Da un paio di settimane, nonostante le brinate che hanno imbiancato il grande prato a levante del “don Vecchi”, nonostante le fitte nebbie che mi hanno ricordato quei pomeriggi di novembre di quando, giovane seminarista, Venezia si incupiva e l’aria era solcata dai sordi suoni delle navi e dei vaporetti che, guardinghi, solcavano il canale della Giudecca, mi sono accorto che l’erba del parco aveva alzato il capo verde e pareva sorridesse anche al seppur piccolo raggio di sole. Il cuore s’è messo subito in tumulto a battere veloce, sognando primavera!
La dolce stagione m’è sempre piaciuta, ma in questi ultimi tempi, specie quest’anno, la desidero in maniera ardente ed appassionata. Mi sono sorpreso a pregare: «Signore, fammi il dono di poter vivere ancora una volta la stagione nella quale prati, alberi, cielo ed uomini si vestono a festa con una eleganza ed un’armonia che appaga gli occhi e il cuore»
Com’è bella primavera! Come mi spiace non aver assaporato lentamente e con soave ebbrezza le ottantun primavere che il Signore mi ha donato, dando per scontata questa sinfonia di colori ed atmosfere inebrianti!
Monsignor Vecchi era solito ricordarmi che una cosa vale di più in misura che ce n’è meno a disposizione. Ora comprendo più che mai questa verità e sento giunto il bisogno di gustare, centellinando ogni colore, ogni volto, ogni luce ed ogni sensazione.

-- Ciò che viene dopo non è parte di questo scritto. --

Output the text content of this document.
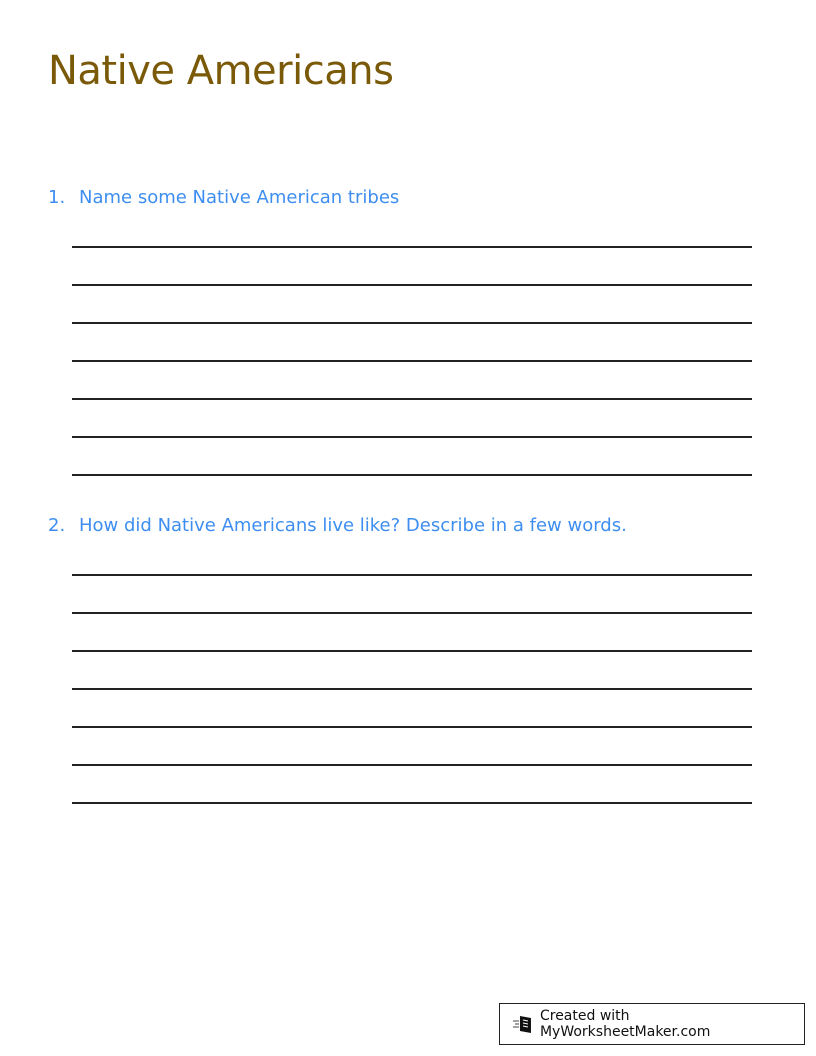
Native Americans
1. Name some Native American tribes
2. How did Native Americans live like? Describe in a few words.
Created with MyWorksheetMaker.com
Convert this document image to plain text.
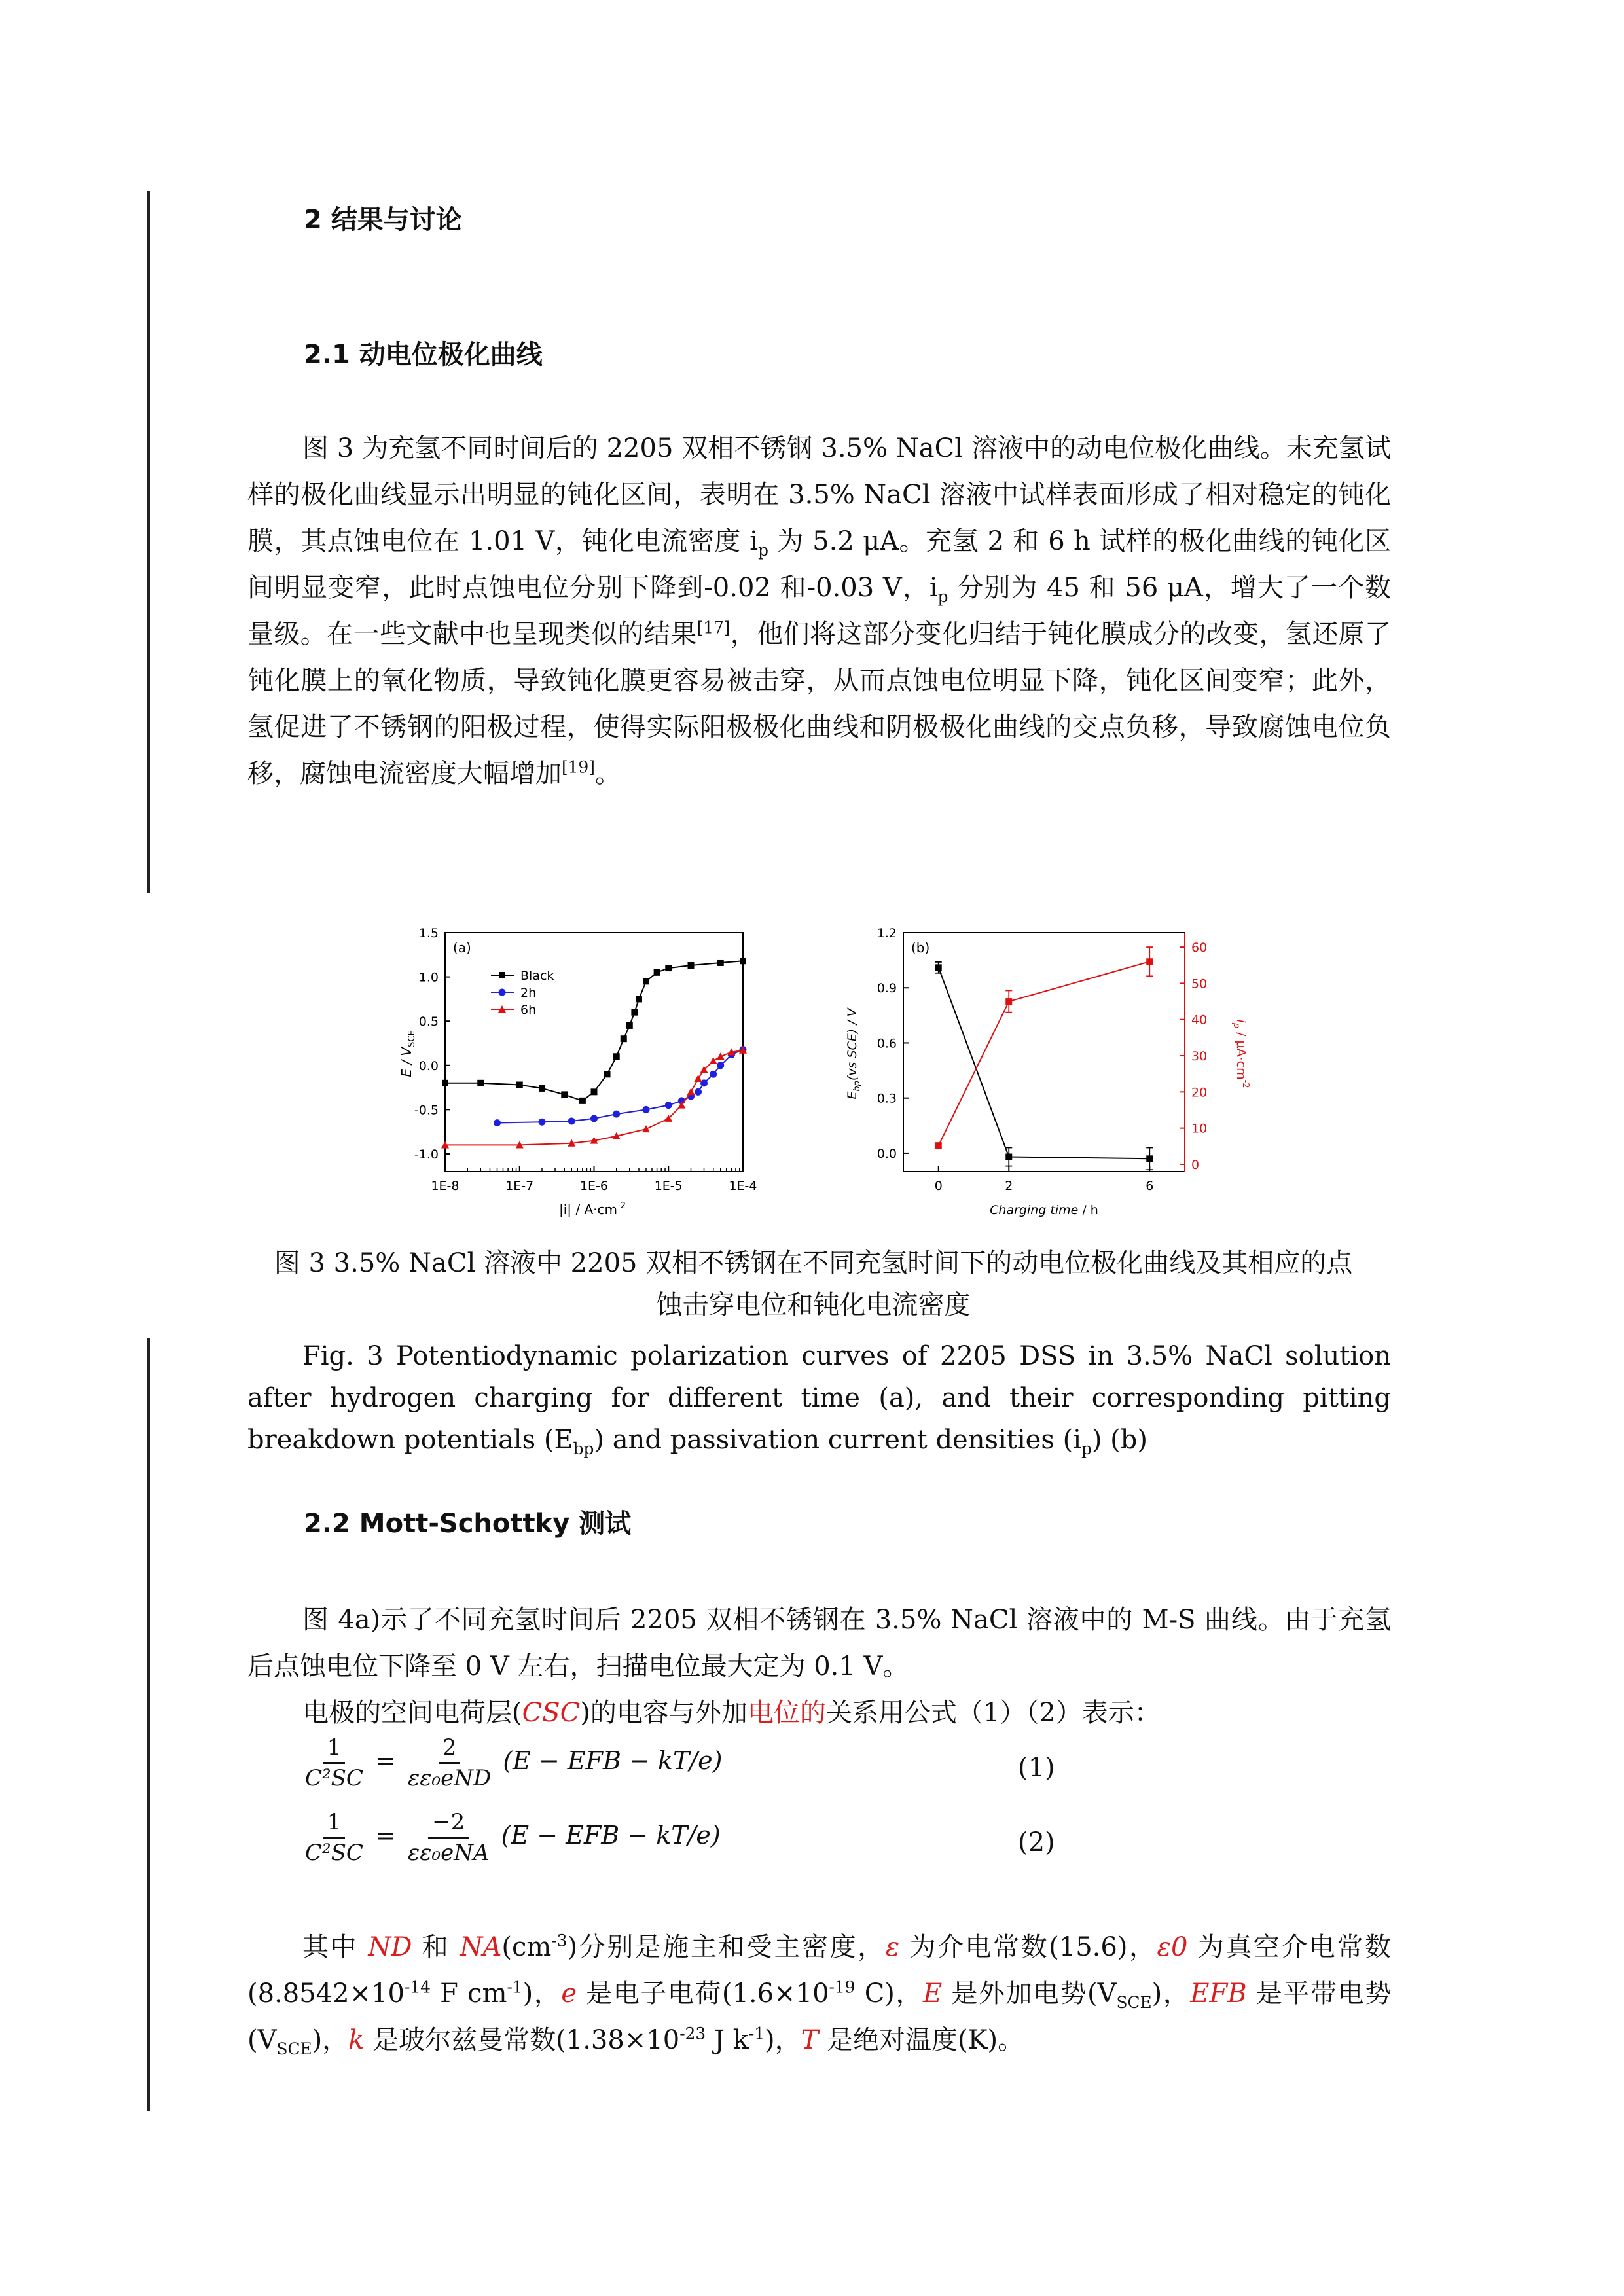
2 结果与讨论
2.1 动电位极化曲线
图 3 为充氢不同时间后的 2205 双相不锈钢 3.5% NaCl 溶液中的动电位极化曲线。未充氢试样的极化曲线显示出明显的钝化区间，表明在 3.5% NaCl 溶液中试样表面形成了相对稳定的钝化膜，其点蚀电位在 1.01 V，钝化电流密度 $i_p$ 为 5.2 μA。充氢 2 和 6 h 试样的极化曲线的钝化区间明显变窄，此时点蚀电位分别下降到-0.02 和-0.03 V，$i_p$ 分别为 45 和 56 μA，增大了一个数量级。在一些文献中也呈现类似的结果[17]，他们将这部分变化归结于钝化膜成分的改变，氢还原了钝化膜上的氧化物质，导致钝化膜更容易被击穿，从而点蚀电位明显下降，钝化区间变窄；此外，氢促进了不锈钢的阳极过程，使得实际阳极极化曲线和阴极极化曲线的交点负移，导致腐蚀电位负移，腐蚀电流密度大幅增加[19]。
(a)
1.5
1.0
0.5
0.0
-0.5
-1.0
1E-8	1E-7	1E-6	1E-5	1E-4
Black
2h
6h
E / $V_{SCE}$
$|i| / A\cdot cm^{-2}$
(b)
1.2
0.9
0.6
0.3
0.0
60
50
40
30
20
10
0
0	2	6
$E_{bp}(vs$ SCE) / V	$i_p / \mu A\cdot cm^{-2}$
Charging time / h
图 3 3.5% NaCl 溶液中 2205 双相不锈钢在不同充氢时间下的动电位极化曲线及其相应的点
蚀击穿电位和钝化电流密度
Fig. 3 Potentiodynamic polarization curves of 2205 DSS in 3.5% NaCl solution after hydrogen charging for different time (a), and their corresponding pitting breakdown potentials $(E_{bp})$ and passivation current densities $(i_p)$ (b)
2.2 Mott-Schottky 测试
图 4a)示了不同充氢时间后 2205 双相不锈钢在 3.5% NaCl 溶液中的 M-S 曲线。由于充氢后点蚀电位下降至 0 V 左右，扫描电位最大定为 0.1 V。
电极的空间电荷层(CSC)的电容与外加电位的关系用公式（1）（2）表示：
$\frac{1}{\text{C²SC}} = \frac{2}{\text{εε₀eND}} (E$ − EFB − kT/e)	(1)
$\frac{1}{\text{C²SC}} = \frac{-2}{\text{εε₀eNA}} (E$ − EFB − kT/e)	(2)
其中 ND 和 $NA(cm^{-3})$分别是施主和受主密度，ε 为介电常数(15.6)，ε0 为真空介电常数($8.8542\times 10^{-14}$ F $cm^{-1}$)，e 是电子电荷($1.6\times 10^{-19}$ C)，E 是外加电势$(V_{SCE})$，EFB 是平带电势$(V_{SCE})$，k 是玻尔兹曼常数($1.38\times 10^{-23}$ J $k^{-1}$)，T 是绝对温度(K)。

Come vorrei dire ad ogni creatura che incontro: «Scrollati di dosso i problemi artificiosi della nostra società, butta lontano da te l’indifferenza, l’abitudine, il dare per scontato e canta col Creato. E se ti mancano note e parole, prendi lo spartito del Cantico delle Creature del Poverello d’Assisi ed intona il “Laudato sii, mi Signore, per l’acqua, le stelle, il fuoco, i fiori e gli uomini e le donne che riempiono il Creato di bellezza e di soavità!»